According to the calculation method of the clogging coefficient in
Section 4.1, the clogging coefficient COF-OGFC with different clogging materials was calculated and is summarized in
Figure 16.
In this study, the clogging coefficient of full-scale clogging materials is used as the characterization of the clogging state, i.e., the systematic characteristic behavior sequence in the grey entropy correlation analysis, the powdery clogging materials, sandy clogging materials, and gravelly clogging materials as the factor sequence. Thus, the correlation degree between the systematic characteristic behavior sequence and correlation factor sequences is calculated according to the gray relation entropy theory. The results are as shown in
Table 13.
As can be observed in
Table 13, the sequence of grey entropy correlation of three clogging materials was sandy clogging materials > powdery clogging materials > gravelly clogging materials, respectively, which indicates that gravelly clogging materials have the least influence on the clogging behavior of permeable pavement, and the particle size ranges from 1180 μm to 4750 μm. This may be because the large-size clogging materials are more easily embedded in the open pores of the surface, and do not easily enter the pavement to form an accumulation.
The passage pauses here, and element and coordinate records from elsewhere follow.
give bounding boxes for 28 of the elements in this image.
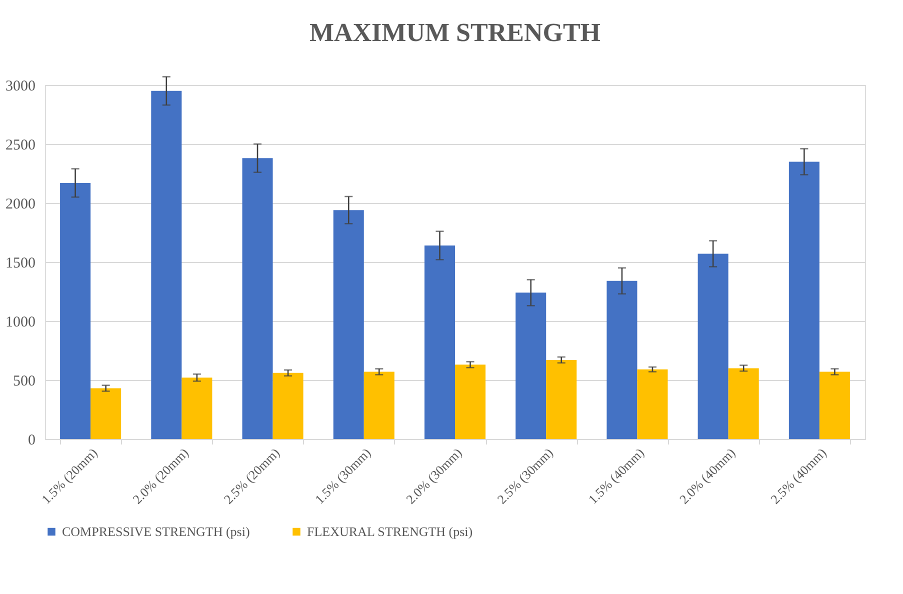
chart-title: MAXIMUM STRENGTH xyxy=(309,18,601,48)
bar xyxy=(637,369,668,439)
bar xyxy=(364,372,394,439)
bar xyxy=(819,372,850,439)
bar xyxy=(546,360,577,439)
bar xyxy=(788,162,820,439)
bar xyxy=(424,245,455,439)
bar xyxy=(333,210,364,439)
bar xyxy=(455,364,486,439)
bar xyxy=(90,388,122,439)
y-tick-label: 3000 xyxy=(6,78,36,94)
bar xyxy=(60,182,91,439)
bar xyxy=(728,368,759,439)
bar xyxy=(272,372,304,439)
bar xyxy=(151,90,182,439)
y-tick-label: 2000 xyxy=(6,196,36,212)
y-tick-label: 2500 xyxy=(6,138,36,154)
y-tick-label: 0 xyxy=(28,432,36,448)
bar xyxy=(242,158,273,439)
y-tick-label: 500 xyxy=(13,374,36,390)
legend-label: COMPRESSIVE STRENGTH (psi) xyxy=(62,524,250,539)
bar xyxy=(698,254,728,439)
bar xyxy=(182,378,212,439)
bar xyxy=(516,292,546,439)
legend-label: FLEXURAL STRENGTH (psi) xyxy=(307,524,473,539)
bar xyxy=(606,280,638,439)
y-tick-label: 1000 xyxy=(6,314,36,330)
y-tick-label: 1500 xyxy=(6,256,36,272)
Moreover, the gap between the clogging materials embedded in the open pores of the surface is larger, which has little influence on the permeability of COF-OGFC. The powdery clogging materials have a greater influence on the spring clogging process compared with gravelly clogging materials, and the particle size range is below 150 μm. This is because the size of clogging materials in this particle size range is small. The clogging materials could flow out of the surface along the interconnected pores under dynamic water scouring, but there are always some clogging materials which remain inside the pavement, which accumulate at the interconnected pores with smaller drops, affecting the permeability of the pavement. The most important influence on the spring clogging behavior is the sandy clogging materials, and the particle size ranges from 150 μm to 1180 μm. The size of the sandy clogging materials is moderate, and it can move to a deeper position inside the pavement under dynamic water scouring, forming an accumulation and blocking water flow, thus causing the permeability functional failure of permeable pavement.